I've never used it, but did take a look at one point. [back when].
cheerz
Jordan
Damjan
On Mon, May 26, 2014 at 5:10 PM, Bruno Jesus 00cpxxx@gmail.com wrote:
Hi all, after studying the ws2_32 dll code for some time while looking for ways to optimize it I started wondering why is the wineserver required (please don't stop reading yet).
make test takes 45 seconds in my machine while it takes 25 seconds in a XP VM running on the same machine. The culprit is test_send() [1] which takes 24 seconds in wine and 1.8 seconds in windows.
This long time is related to the 1 million recv() calls in test_send(). Each call to recv() has to call wineserver to do a enable_event(FD_READ) operation, if you comment that line out [2] wine magically takes 1.7 seconds, just like windows does (obviously commenting that line generaters other errors related to event sequences).

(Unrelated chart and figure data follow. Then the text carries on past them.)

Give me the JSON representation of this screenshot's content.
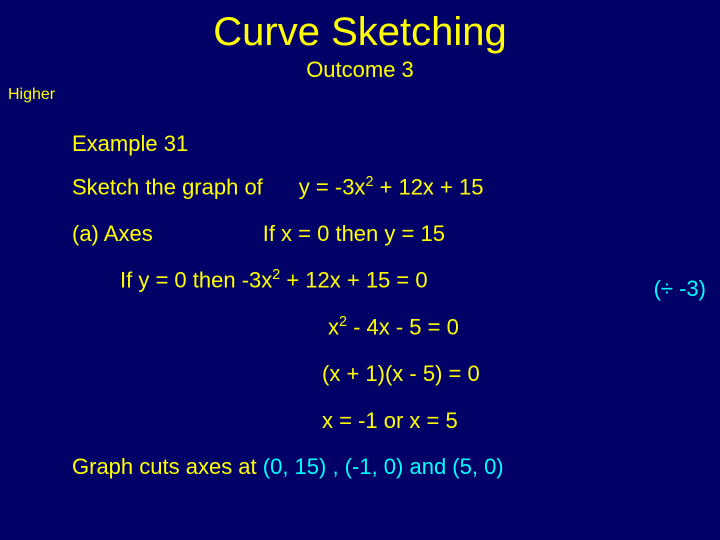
{
  "colors": {
    "background": "#000066",
    "text": "#ffff00",
    "accent": "#00ffff"
  },
  "typography": {
    "font_family": "Comic Sans MS",
    "title_fontsize": 40,
    "body_fontsize": 22,
    "higher_fontsize": 16
  },
  "title": "Curve Sketching",
  "higher_label": "Higher",
  "outcome": "Outcome 3",
  "example_label": "Example 31",
  "sketch_prefix": "Sketch the graph of",
  "equation_y": "y = -3x",
  "equation_y_tail": " + 12x + 15",
  "part_a": "(a) Axes",
  "if_x0": "If  x = 0  then  y = 15",
  "if_y0_prefix": "If  y = 0  then  ",
  "if_y0_eq_lhs": "-3x",
  "if_y0_eq_tail": " + 12x + 15  = 0",
  "div_note": "(÷  -3)",
  "eq2_lhs": "x",
  "eq2_tail": " - 4x - 5  = 0",
  "eq3": "(x + 1)(x - 5)  = 0",
  "eq4": "x = -1   or   x = 5",
  "final_prefix": "Graph cuts axes at  ",
  "final_points": "(0, 15) ,  (-1, 0)  and  (5, 0)"
}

So, in simple words: what if we move all wineserver socket code to a thread that is started in the ws2_32 DLL. I know this may sound very silly for the experienced wine developers, maybe some operations are impossible without the wineserver, maybe there is much more things affected, but I think it's better to ask and get crushed with (hopefully) constructive criticism than forget about the idea.
My main objective with this is to speedup the whole implementation and properly implement the select call (different socket states result in different checks required) and WSACleanup call (which needs to close every open socket on last cleanup) and some other get/setsockopt stuff.